Tokenize Sentences and Words Using Python NLTK in Python

In this tutorial, we will introduce how to tokenize text sentences and words using python nltk library.

1. Import library

from nltk.tokenize import sent_tokenize, word_tokenize

2. Create a text to tokenize

text = "Natural language processing (NLP) is a field " + \
       "of computer science, artificial intelligence " + \
       "and computational linguistics concerned with " + \
       "the interactions between computers and human " + \
       "(natural) languages, and, in particular, " + \
       "concerned with programming computers to " + \
       "fruitfully process large natural language " + \
       "corpora. Challenges in natural language " + \
       "processing frequently involve natural " + \
       "language understanding, natural language" + \
       "generation frequently from formal, machine" + \
       "-readable logical forms), connecting language " + \
       "and machine perception, managing human-" + \ 
       "computer dialog systems, or some combination " + \
       "thereof."

In this text, there are some sentences and each sentence contains some words, we will tokenize them.

4. Tokenize sentences

sen_tokens = sent_tokenize(text)
print(len(sen_tokens))
print(sen_tokens)

Then you will get the result:

2
['Natural language processing (NLP) is a field of computer science, artificial intelligence and computational linguistics concerned with the interactions between computers and human (natural) languages, and, in particular, concerned with programming computers to fruitfully process large natural language corpora.', 'Challenges in natural language processing frequently involve natural language understanding, natural languagegeneration frequently from formal, machine-readable logical forms), connecting language and machine perception, managing human-computer dialog systems, or some combination thereof.']
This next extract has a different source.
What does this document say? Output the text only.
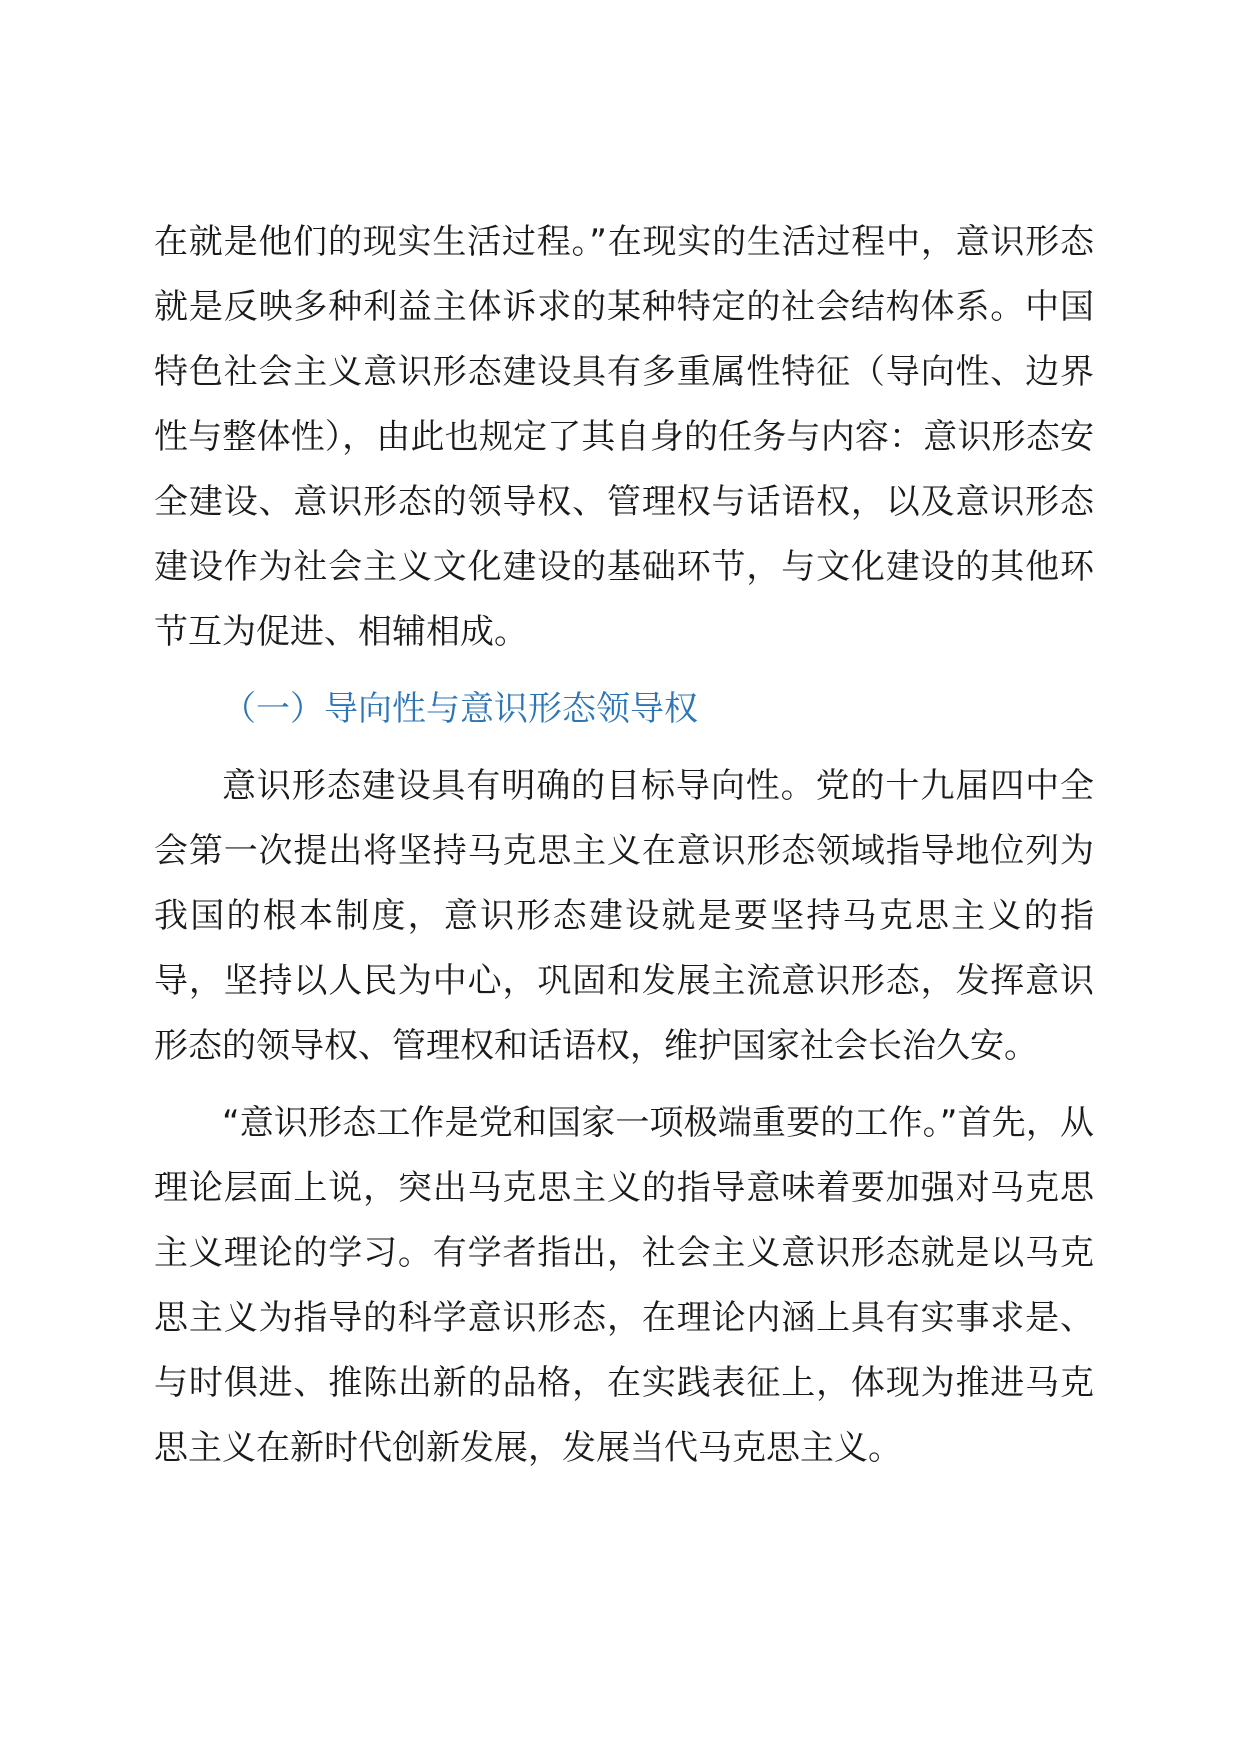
在就是他们的现实生活过程。”在现实的生活过程中，意识形态就是反映多种利益主体诉求的某种特定的社会结构体系。中国特色社会主义意识形态建设具有多重属性特征（导向性、边界性与整体性），由此也规定了其自身的任务与内容：意识形态安全建设、意识形态的领导权、管理权与话语权，以及意识形态建设作为社会主义文化建设的基础环节，与文化建设的其他环节互为促进、相辅相成。

（一）导向性与意识形态领导权

意识形态建设具有明确的目标导向性。党的十九届四中全会第一次提出将坚持马克思主义在意识形态领域指导地位列为我国的根本制度，意识形态建设就是要坚持马克思主义的指导，坚持以人民为中心，巩固和发展主流意识形态，发挥意识形态的领导权、管理权和话语权，维护国家社会长治久安。

“意识形态工作是党和国家一项极端重要的工作。”首先，从理论层面上说，突出马克思主义的指导意味着要加强对马克思主义理论的学习。有学者指出，社会主义意识形态就是以马克思主义为指导的科学意识形态，在理论内涵上具有实事求是、与时俱进、推陈出新的品格，在实践表征上，体现为推进马克思主义在新时代创新发展，发展当代马克思主义。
Which means there are 2 sentences in text.

5. Tokenize words

word_tokens = word_tokenize(text)
print(len(word_tokens))
print(word_tokens)

Run this code, you will get:

86
['Natural', 'language', 'processing', '(', 'NLP', ')', 'is', 'a', 'field', 'of', 'computer', 'science', ',', 'artificial', 'intelligence', 'and', 'computational', 'linguistics', 'concerned', 'with', 'the', 'interactions', 'between', 'computers', 'and', 'human', '(', 'natural', ')', 'languages', ',', 'and', ',', 'in', 'particular', ',', 'concerned', 'with', 'programming', 'computers', 'to', 'fruitfully', 'process', 'large', 'natural', 'language', 'corpora', '.', 'Challenges', 'in', 'natural', 'language', 'processing', 'frequently', 'involve', 'natural', 'language', 'understanding', ',', 'natural', 'languagegeneration', 'frequently', 'from', 'formal', ',', 'machine-readable', 'logical', 'forms', ')', ',', 'connecting', 'language', 'and', 'machine', 'perception', ',', 'managing', 'human-computer', 'dialog', 'systems', ',', 'or', 'some', 'combination', 'thereof', '.']

Which means there are 86 words in text.